Swank farms has been creating massive corn mazes for years, It also has a unexpectedly small pumpkin patch, as well as a haunted house type exhibit if you choose to make the trek at night. Judging from their website and its aerial-view pictures, the corn maze is absolutely massive. It is.
The fact I parked, did a 360 degree swivel and still didn’t know where to walk first pretty much summed it up, there isn’t much there. There's a bubble thing for kids to jump on trampoline-style, and some hay stacks, but there are very few signs, nothing particularly eye-catching or appealing and not even many people. I was promised family fun and I wasn’t seeing it. But still, out of the car climbed Mom, Dad, Brother, Sister, Grandfather, and Dog.
There's a relentless feeling of trying a bit too hard, trying to be something it’s not. There are go karts, but they're of the peddle variety. There is a goat walk and a petting zoo, but my Boston terrier attracted more attention, and the ghost-town feel inspired anxiousness and a seething desire to just get home. And, to top off the absolutely unbelievably bursting family fun is a sign hammered into the ground just in front of the ticket office. “No hoodies, No foul language” followed by the infamous flying corn warning.

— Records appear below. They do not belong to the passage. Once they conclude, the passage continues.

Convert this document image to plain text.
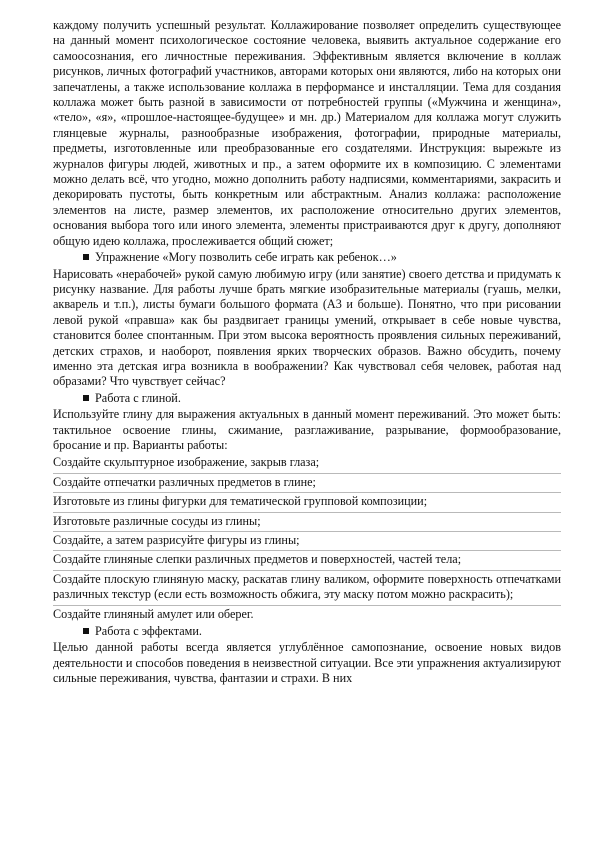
каждому получить успешный результат. Коллажирование позволяет определить существующее на данный момент психологическое состояние человека, выявить актуальное содержание его самоосознания, его личностные переживания. Эффективным является включение в коллаж рисунков, личных фотографий участников, авторами которых они являются, либо на которых они запечатлены, а также использование коллажа в перформансе и инсталляции. Тема для создания коллажа может быть разной в зависимости от потребностей группы («Мужчина и женщина», «тело», «я», «прошлое-настоящее-будущее» и мн. др.) Материалом для коллажа могут служить глянцевые журналы, разнообразные изображения, фотографии, природные материалы, предметы, изготовленные или преобразованные его создателями. Инструкция: вырежьте из журналов фигуры людей, животных и пр., а затем оформите их в композицию. С элементами можно делать всё, что угодно, можно дополнить работу надписями, комментариями, закрасить и декорировать пустоты, быть конкретным или абстрактным. Анализ коллажа: расположение элементов на листе, размер элементов, их расположение относительно других элементов, основания выбора того или иного элемента, элементы пристраиваются друг к другу, дополняют общую идею коллажа, прослеживается общий сюжет;

Упражнение «Могу позволить себе играть как ребенок…»

Нарисовать «нерабочей» рукой самую любимую игру (или занятие) своего детства и придумать к рисунку название. Для работы лучше брать мягкие изобразительные материалы (гуашь, мелки, акварель и т.п.), листы бумаги большого формата (А3 и больше). Понятно, что при рисовании левой рукой «правша» как бы раздвигает границы умений, открывает в себе новые чувства, становится более спонтанным. При этом высока вероятность проявления сильных переживаний, детских страхов, и наоборот, появления ярких творческих образов. Важно обсудить, почему именно эта детская игра возникла в воображении? Как чувствовал себя человек, работая над образами? Что чувствует сейчас?

Работа с глиной.

Используйте глину для выражения актуальных в данный момент переживаний. Это может быть: тактильное освоение глины, сжимание, разглаживание, разрывание, формообразование, бросание и пр. Варианты работы:

Создайте скульптурное изображение, закрыв глаза;

Создайте отпечатки различных предметов в глине;

Изготовьте из глины фигурки для тематической групповой композиции;

Изготовьте различные сосуды из глины;

Создайте, а затем разрисуйте фигуры из глины;

Создайте глиняные слепки различных предметов и поверхностей, частей тела;

Создайте плоскую глиняную маску, раскатав глину валиком, оформите поверхность отпечатками различных текстур (если есть возможность обжига, эту маску потом можно раскрасить);

Создайте глиняный амулет или оберег.

Работа с эффектами.

Целью данной работы всегда является углублённое самопознание, освоение новых видов деятельности и способов поведения в неизвестной ситуации. Все эти упражнения актуализируют сильные переживания, чувства, фантазии и страхи. В них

I managed to get past the cringe-worthy attempts at Halloween fun and went straight for the maze. It's the main attraction and is why someone visits. It turns out the maze isn’t much of a maze at all, you’re given a map to find words placed around the maze to fill out a paragraph about the maze’s history. What’s a maze if you don’t get lost? However, with enough time to trudge through the entire field (They estimate 1 hour) and a child young enough, it could definitely be a family-pleaser. The reality is, the entertainment definitely isn’t spoon-fed to you happiest-place-on-earth Disneyland style, but its there to be discovered for your own, at the right time, with the right company.
Next was a labyrinth (part of the $10 for a wrist band for entrance to the maze, packages were also available to include the other attractions) This was meant to be a therapeutic process – different stages along the path were meant for thinking through a situation in a different way. Unlike the depressing sites I’d seen to get there, it made sense. If I had a problem that was nagging away at the back of my brain, I’d welcome the process with an open mind, ready feet, and a resistance to throwing corn.
Many friends were jealous of the fact I was going to such a corn maze, and I was disappointed that they had no reason to be. There’s a lot to be said for the traditional. Gimmicks aren’t necessary. Give us just a maze, a normal maze, no map, the ability to get nerve-shatteringly lost, and we’ll be happy. Simple creatures, us humans.